E-commerce? Hey stores are nice, but they're boring. Teach me something about myself. That's worth much more.

New hardware 

Yesterday I ordered a new computer. (933 MHz!)

I got a 75 gigabyte hard drive. Bierman laughed. "How are you going to use that Dave?"

How many hours of music is 75 gigabytes?

Changed Icons keeps growing 

Chris Langreiter has a REBOL version.

Real Jukebox 

On 6/29 I wondered who I should hate for destroying the performance of my desktop computer. I had installed a lot of new software to get the Lyra working.

Yesterday, I decided that I could live without the Lyra, but I could not live without the local filesystem, so one by one I uninstalled all the pieces I had installed on the 26th.

Which was the culprit? Real Jukebox. A dirty slimy piece of garbage. Off to the bit-bucket. My filesystem works again.

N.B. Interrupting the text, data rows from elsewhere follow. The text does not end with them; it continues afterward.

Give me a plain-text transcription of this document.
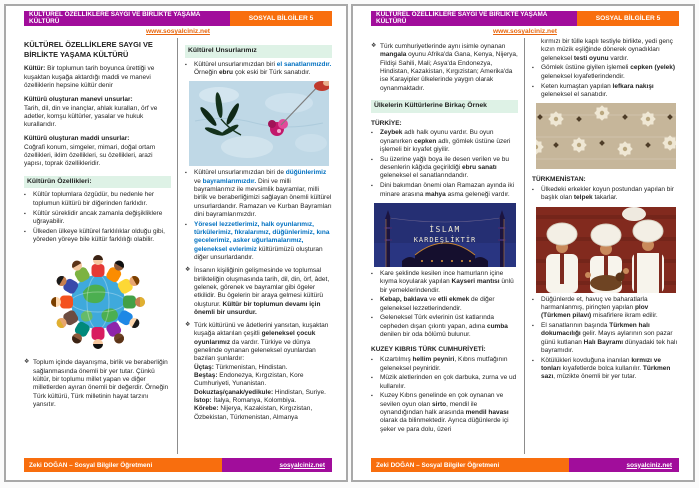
KÜLTÜREL ÖZELLİKLERE SAYGI VE BİRLİKTE YAŞAMA KÜLTÜRÜ	SOSYAL BİLGİLER 5
www.sosyalciniz.net
KÜLTÜREL ÖZELLİKLERE SAYGI VE BİRLİKTE YAŞAMA KÜLTÜRÜ
Kültür: Bir toplumun tarih boyunca ürettiği ve kuşaktan kuşağa aktardığı maddi ve manevi özelliklerin hepsine kültür denir
Kültürü oluşturan manevi unsurlar:
Tarih, dil, din ve inançlar, ahlak kuralları, örf ve adetler, komşu kültürler, yasalar ve hukuk kurallarıdır.
Kültürü oluşturan maddi unsurlar:
Coğrafi konum, simgeler, mimari, doğal ortam özellikleri, iklim özellikleri, su özellikleri, arazi yapısı, toprak özellikleridir.
Kültürün Özellikleri:
▪	Kültür toplumlara özgüdür, bu nedenle her toplumun kültürü bir diğerinden farklıdır.
▪	Kültür süreklidir ancak zamanla değişikliklere uğrayabilir.
▪	Ülkeden ülkeye kültürel farklılıklar olduğu gibi, yöreden yöreye bile kültür farklılığı olabilir.
❖ Toplum içinde dayanışma, birlik ve beraberliğin sağlanmasında önemli bir yer tutar. Çünkü kültür, bir toplumu millet yapan ve diğer milletlerden ayıran önemli bir değerdir. Örneğin Türk kültürü, Türk milletinin hayat tarzını yansıtır.
Kültürel Unsurlarımız
▪	Kültürel unsurlarımızdan biri el sanatlarımızdır. Örneğin ebru çok eski bir Türk sanatıdır.
▪	Kültürel unsurlarımızdan biri de düğünlerimiz ve bayramlarımızdır. Dini ve milli bayramlarımız ile mevsimlik bayramlar, milli birlik ve beraberliğimizi sağlayan önemli kültürel unsurlardandır. Ramazan ve Kurban Bayramları dini bayramlarımızdır.
▪	Yöresel lezzetlerimiz, halk oyunlarımız, türkülerimiz, fıkralarımız, düğünlerimiz, kına gecelerimiz, asker uğurlamalarımız, geleneksel evlerimiz kültürümüzü oluşturan diğer unsurlardandır.
❖ İnsanın kişiliğinin gelişmesinde ve toplumsal birlikteliğin oluşmasında tarih, dil, din, örf, âdet, gelenek, görenek ve bayramlar gibi ögeler etkilidir. Bu ögelerin bir araya gelmesi kültürü oluşturur. Kültür bir toplumun devamı için önemli bir unsurdur.
❖ Türk kültürünü ve âdetlerini yansıtan, kuşaktan kuşağa aktarılan çeşitli geleneksel çocuk oyunlarımız da vardır. Türkiye ve dünya genelinde oynanan geleneksel oyunlardan bazıları şunlardır:
Üçtaş: Türkmenistan, Hindistan.
Beştaş: Endonezya, Kırgızistan, Kore Cumhuriyeti, Yunanistan.
Dokuztaş/çanak/yedikule: Hindistan, Suriye.
İstop: İtalya, Romanya, Kolombiya.
Körebe: Nijerya, Kazakistan, Kırgızistan, Özbekistan, Türkmenistan, Almanya
Zeki DOĞAN – Sosyal Bilgiler Öğretmeni	sosyalciniz.net
KÜLTÜREL ÖZELLİKLERE SAYGI VE BİRLİKTE YAŞAMA KÜLTÜRÜ	SOSYAL BİLGİLER 5
www.sosyalciniz.net
❖ Türk cumhuriyetlerinde aynı isimle oynanan mangala oyunu Afrika'da Gana, Kenya, Nijerya, Fildişi Sahili, Mali; Asya'da Endonezya, Hindistan, Kazakistan, Kırgızistan; Amerika'da ise Karayipler ülkelerinde yaygın olarak oynanmaktadır.
Ülkelerin Kültürlerine Birkaç Örnek
TÜRKİYE:
▪	Zeybek adlı halk oyunu vardır. Bu oyun oynanırken cepken adlı, gömlek üstüne üzeri işlemeli bir kıyafet giyilir.
▪	Su üzerine yağlı boya ile desen verilen ve bu desenlerin kâğıda geçirildiği ebru sanatı geleneksel el sanatlarındandır.
▪	Dini bakımdan önemi olan Ramazan ayında iki minare arasına mahya asma geleneği vardır.
İSLAM
KARDEŞLİKTİR
▪	Kare şeklinde kesilen ince hamurların içine kıyma koyularak yapılan Kayseri mantısı ünlü bir yemeklerindendir.
▪	Kebap, baklava ve etli ekmek de diğer geleneksel lezzetlerindendir.
▪	Geleneksel Türk evlerinin üst katlarında cepheden dışarı çıkıntı yapan, adına cumba denilen bir oda bölümü bulunur.
KUZEY KIBRIS TÜRK CUMHURİYETİ:
▪	Kızartılmış hellim peyniri, Kıbrıs mutfağının geleneksel peyniridir.
▪	Müzik aletlerinden en çok darbuka, zurna ve ud kullanılır.
▪	Kuzey Kıbrıs genelinde en çok oynanan ve sevilen oyun olan sirto, mendil ile oynandığından halk arasında mendil havası olarak da bilinmektedir. Ayrıca düğünlerde içi şeker ve para dolu, üzeri
kırmızı bir tülle kaplı testiyle birlikte, yedi genç kızın müzik eşliğinde dönerek oynadıkları geleneksel testi oyunu vardır.
▪	Gömlek üstüne giyilen işlemeli cepken (yelek) geleneksel kıyafetlerindendir.
▪	Keten kumaştan yapılan lefkara nakışı geleneksel el sanatıdır.
TÜRKMENİSTAN:
▪	Ülkedeki erkekler koyun postundan yapılan bir başlık olan telpek takarlar.
▪	Düğünlerde et, havuç ve baharatlarla harmanlanmış, pirinçten yapılan plov (Türkmen pilavı) misafirlere ikram edilir.
▪	El sanatlarının başında Türkmen halı dokumacılığı gelir. Mayıs aylarının son pazar günü kutlanan Halı Bayramı dünyadaki tek halı bayramıdır.
▪	Kötülükleri kovduğuna inanılan kırmızı ve tonları kıyafetlerde bolca kullanılır. Türkmen sazı, müzikte önemli bir yer tutar.
Zeki DOĞAN – Sosyal Bilgiler Öğretmeni	sosyalciniz.net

PS: My four-year-old wrote that. Of course I can live without the local filesystem.

Afternoon pointers 

Digital Music Weekly: Living Without Napster. "Once people embrace a new technology like this, it is very hard to get them to give it up."

On Hack-the-Planet I asked Wes for comments on HTTP 1.1. We got a nudge from W3C people that they would like to see Manila support it. Always happy to please them, esp if it's not a multi-month project.

News.Com: Yahoo slides after analyst downgrade. "Yahoo's revenue stream remains highly dependent on advertising, much of which comes from other Internet companies."

A great game, thanks to Camworld for the pointer.

Web Review: The Blogging Revolution. Blog blog blog blog!

Survey: Are you watching Big Brother?

     

Last update: Friday, July 07, 2000 at 10:18 PM Eastern.